Monday, December 29, 2008

Pan's Labyrinth


I went to see this movie as one of the first things I did when one of my best friends got out of prison. I had read about this movie quite often nearly two years before it was released, in Rue Morgue and Fangoria magazines.

It's a fairy tale (for grown-ups, as the tv spots say) about Ofelia, and her magical adventures with a faun who tells her she is a princess and gives her three tasks to complete before she can be reunited with her royal parents.

In reality, however, she has a family, albeit a broken one. Her mother, with child, has fallen very ill, and her step-father, a military Captain of the Spanish Civil War, is hunting refugees from the other side, who hide in the forest surrounding the cabin to which he has brought Ofelia and her mother.

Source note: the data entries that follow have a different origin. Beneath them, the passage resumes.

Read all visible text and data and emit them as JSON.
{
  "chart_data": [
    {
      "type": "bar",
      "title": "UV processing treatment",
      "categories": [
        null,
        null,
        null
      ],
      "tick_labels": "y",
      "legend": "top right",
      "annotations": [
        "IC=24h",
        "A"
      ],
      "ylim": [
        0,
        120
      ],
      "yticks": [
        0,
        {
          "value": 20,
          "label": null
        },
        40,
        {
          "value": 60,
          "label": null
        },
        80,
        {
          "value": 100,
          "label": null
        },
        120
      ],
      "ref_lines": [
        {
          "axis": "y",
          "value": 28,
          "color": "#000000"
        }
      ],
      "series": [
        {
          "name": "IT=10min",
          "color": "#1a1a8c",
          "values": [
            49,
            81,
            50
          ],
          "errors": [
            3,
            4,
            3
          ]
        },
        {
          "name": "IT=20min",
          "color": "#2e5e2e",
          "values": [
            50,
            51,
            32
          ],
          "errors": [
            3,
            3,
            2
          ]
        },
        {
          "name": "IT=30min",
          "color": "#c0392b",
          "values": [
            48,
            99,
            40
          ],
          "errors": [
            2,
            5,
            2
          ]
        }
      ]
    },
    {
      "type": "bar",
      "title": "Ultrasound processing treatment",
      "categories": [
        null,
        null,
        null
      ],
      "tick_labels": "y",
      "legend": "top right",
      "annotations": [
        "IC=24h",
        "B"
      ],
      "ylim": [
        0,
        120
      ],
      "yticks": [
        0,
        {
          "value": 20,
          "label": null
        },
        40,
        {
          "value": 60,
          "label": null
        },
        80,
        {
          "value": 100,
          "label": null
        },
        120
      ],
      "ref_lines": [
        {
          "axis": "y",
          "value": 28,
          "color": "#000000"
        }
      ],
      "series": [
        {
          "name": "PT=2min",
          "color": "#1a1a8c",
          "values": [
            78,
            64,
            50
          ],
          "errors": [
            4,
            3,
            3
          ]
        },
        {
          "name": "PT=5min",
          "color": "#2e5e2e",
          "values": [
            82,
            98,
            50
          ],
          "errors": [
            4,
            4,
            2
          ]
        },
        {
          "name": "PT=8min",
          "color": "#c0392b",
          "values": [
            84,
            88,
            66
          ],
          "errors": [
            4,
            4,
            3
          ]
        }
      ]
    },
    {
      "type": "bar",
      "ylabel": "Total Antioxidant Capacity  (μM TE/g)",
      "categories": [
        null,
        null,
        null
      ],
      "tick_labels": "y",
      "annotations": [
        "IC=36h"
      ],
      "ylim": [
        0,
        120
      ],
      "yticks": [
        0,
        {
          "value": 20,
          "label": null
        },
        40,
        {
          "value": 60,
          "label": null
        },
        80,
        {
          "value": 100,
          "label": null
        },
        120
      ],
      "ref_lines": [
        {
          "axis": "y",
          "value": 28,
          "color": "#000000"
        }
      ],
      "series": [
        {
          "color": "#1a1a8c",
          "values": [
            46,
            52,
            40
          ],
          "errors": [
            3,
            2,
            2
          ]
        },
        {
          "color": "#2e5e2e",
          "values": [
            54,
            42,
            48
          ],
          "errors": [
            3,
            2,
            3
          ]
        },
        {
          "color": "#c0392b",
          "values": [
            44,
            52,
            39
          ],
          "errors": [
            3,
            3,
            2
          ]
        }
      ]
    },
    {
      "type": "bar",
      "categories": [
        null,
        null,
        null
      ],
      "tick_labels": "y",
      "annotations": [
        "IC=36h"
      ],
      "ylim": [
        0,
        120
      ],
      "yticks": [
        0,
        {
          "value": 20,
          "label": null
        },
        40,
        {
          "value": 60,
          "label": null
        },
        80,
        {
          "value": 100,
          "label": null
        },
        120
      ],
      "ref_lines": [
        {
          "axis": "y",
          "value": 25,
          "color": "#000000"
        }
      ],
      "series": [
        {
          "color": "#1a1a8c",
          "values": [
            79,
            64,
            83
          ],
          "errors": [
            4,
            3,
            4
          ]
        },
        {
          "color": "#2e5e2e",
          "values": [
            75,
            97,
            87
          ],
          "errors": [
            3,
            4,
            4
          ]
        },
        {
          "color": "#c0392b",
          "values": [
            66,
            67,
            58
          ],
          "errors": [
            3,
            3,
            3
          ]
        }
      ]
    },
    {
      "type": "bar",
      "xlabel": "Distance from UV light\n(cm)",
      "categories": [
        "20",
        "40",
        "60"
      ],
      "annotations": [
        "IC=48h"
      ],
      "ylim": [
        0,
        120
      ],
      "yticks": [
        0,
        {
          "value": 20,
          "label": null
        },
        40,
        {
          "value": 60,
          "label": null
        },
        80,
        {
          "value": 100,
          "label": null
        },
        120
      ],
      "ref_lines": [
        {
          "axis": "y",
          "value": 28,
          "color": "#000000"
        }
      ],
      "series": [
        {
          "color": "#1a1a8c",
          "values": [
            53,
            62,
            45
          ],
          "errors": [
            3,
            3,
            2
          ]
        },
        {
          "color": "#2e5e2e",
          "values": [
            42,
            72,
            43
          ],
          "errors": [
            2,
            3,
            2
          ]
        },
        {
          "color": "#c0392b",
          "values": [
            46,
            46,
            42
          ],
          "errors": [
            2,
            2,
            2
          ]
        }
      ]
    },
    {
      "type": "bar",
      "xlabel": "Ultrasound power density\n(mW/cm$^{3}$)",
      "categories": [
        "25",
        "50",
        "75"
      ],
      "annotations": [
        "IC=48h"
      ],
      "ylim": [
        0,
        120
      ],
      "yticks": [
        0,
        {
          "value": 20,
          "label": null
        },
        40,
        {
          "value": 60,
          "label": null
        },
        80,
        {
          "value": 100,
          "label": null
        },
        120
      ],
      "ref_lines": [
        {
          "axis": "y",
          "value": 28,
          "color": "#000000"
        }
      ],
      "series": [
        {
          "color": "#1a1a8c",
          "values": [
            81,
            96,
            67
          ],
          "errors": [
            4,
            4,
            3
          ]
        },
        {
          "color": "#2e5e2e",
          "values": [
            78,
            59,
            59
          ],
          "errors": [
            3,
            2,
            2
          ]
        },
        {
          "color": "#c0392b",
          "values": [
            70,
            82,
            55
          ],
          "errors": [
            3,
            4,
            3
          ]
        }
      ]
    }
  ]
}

The film was anything but dull. It was extremely violent in a way Hollywood tries to avoid. And it was also brilliantly gorgeous, with amazing cinematography. The saddest part for me was the fact that it brought my own childhood fantasies to life, and made me long for them to come true, like I had then, and sometimes do now. I wanted it all to be real. And then BANG! the movie comes to a screeching halt that wraps it up phenomenally and quite sadly.

One thing I wanted in the end was the story Ofelia told about the lonely rose atop a dangerous mountain of death to make a second appearance, somehow giving her eternal life in her fantasy, which we will never know if she actually achieved.

Cinematography gets a 10/10. So does the story, characters (real and make-believe), and all that violence.